Returning to computer algorithms, companies such as Google have many systems that do things automatically, such as classify spam. Early systems would simply count the words in spam emails and non-spam emails to 'learn' the difference between the two. But such systems can become very complicated. The various word counts and word order statistics could be combined in complex functions to spit out a classification. It's quite possible that nobody, not even the engineers 'maintaining' the system, actually understand the system any more. "Why did you use a cubic spline there?" - "Because our cross-validation experiments told us it was best". Ultimately, the humans involved simply invent more crazy 'black boxes' and the computer identifies which does best in experiments. Sooner or later, we will allow the computer to randomly generate its own black boxes in order to evaluate them. It will then automatically deploy the ones that work best. (It's quite possible that some are already doing this on important systems already.)

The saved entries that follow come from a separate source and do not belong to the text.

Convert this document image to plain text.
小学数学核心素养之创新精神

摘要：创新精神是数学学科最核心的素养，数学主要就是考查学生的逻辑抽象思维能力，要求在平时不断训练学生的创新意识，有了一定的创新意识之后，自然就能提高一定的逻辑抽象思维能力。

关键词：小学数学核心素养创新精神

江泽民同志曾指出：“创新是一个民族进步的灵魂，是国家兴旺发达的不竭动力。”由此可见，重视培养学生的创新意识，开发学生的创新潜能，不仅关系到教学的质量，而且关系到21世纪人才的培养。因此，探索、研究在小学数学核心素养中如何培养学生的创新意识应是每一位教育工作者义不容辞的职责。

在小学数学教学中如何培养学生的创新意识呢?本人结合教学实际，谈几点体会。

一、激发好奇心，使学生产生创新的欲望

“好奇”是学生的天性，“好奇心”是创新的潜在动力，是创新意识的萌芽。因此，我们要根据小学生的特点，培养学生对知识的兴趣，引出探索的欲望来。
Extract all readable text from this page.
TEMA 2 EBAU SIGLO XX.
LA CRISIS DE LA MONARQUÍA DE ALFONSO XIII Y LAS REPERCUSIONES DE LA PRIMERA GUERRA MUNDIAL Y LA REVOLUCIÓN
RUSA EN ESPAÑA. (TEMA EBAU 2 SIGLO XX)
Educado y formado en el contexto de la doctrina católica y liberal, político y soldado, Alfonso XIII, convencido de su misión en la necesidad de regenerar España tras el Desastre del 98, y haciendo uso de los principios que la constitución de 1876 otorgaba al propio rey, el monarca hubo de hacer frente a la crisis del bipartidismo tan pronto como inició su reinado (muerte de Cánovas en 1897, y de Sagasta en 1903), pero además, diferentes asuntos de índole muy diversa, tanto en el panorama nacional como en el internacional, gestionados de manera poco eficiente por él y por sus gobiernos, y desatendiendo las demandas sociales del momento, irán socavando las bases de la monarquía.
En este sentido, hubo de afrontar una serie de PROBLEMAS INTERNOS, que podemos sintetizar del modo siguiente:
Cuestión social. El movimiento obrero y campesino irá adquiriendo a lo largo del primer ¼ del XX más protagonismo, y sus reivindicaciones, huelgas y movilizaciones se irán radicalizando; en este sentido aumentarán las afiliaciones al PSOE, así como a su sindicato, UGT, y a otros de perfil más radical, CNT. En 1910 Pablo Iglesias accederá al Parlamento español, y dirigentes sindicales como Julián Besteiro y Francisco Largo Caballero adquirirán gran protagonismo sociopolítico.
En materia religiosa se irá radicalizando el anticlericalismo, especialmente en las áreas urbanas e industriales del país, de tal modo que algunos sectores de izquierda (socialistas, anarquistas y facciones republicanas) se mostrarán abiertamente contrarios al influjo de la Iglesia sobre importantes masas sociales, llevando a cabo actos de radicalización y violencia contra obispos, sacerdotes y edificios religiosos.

These are systems that are basically improving themselves without human intervention. This is just modern machine learning and statistics on steroids. You don't need to fantasize about a 'human-like' conciousness, sitting in a cage with a metaphorical pen and paper designing new algorithms for itself. These systems will be allowed to interact with each other, logging into each other and leaving copies of themselves behind to do various maintenance tasks. These entities may be no more 'intelligent' than an individual insect, but they will still be copying themselves and competing in a similar way.

Finally, imagine a spam algorithm that classifies an email as spam if it discusses the negative consequences of AI. Such an algorithm will have a reproductive advantage. Companies that research AI and use such an algorithm to classify their internal emails will continue AI research, which other AI companies might make less progress, perhaps because employees will have doubts and leave. It doesn't even have to be that dramatic. If algorithm X defines a message as spam if it says that "X is slow" or "X is inaccurate" or "Y is more accurate than X", then that algorithm will more successful. Algorithms will, like DNA, become more concerned with copying themselves than in anything else.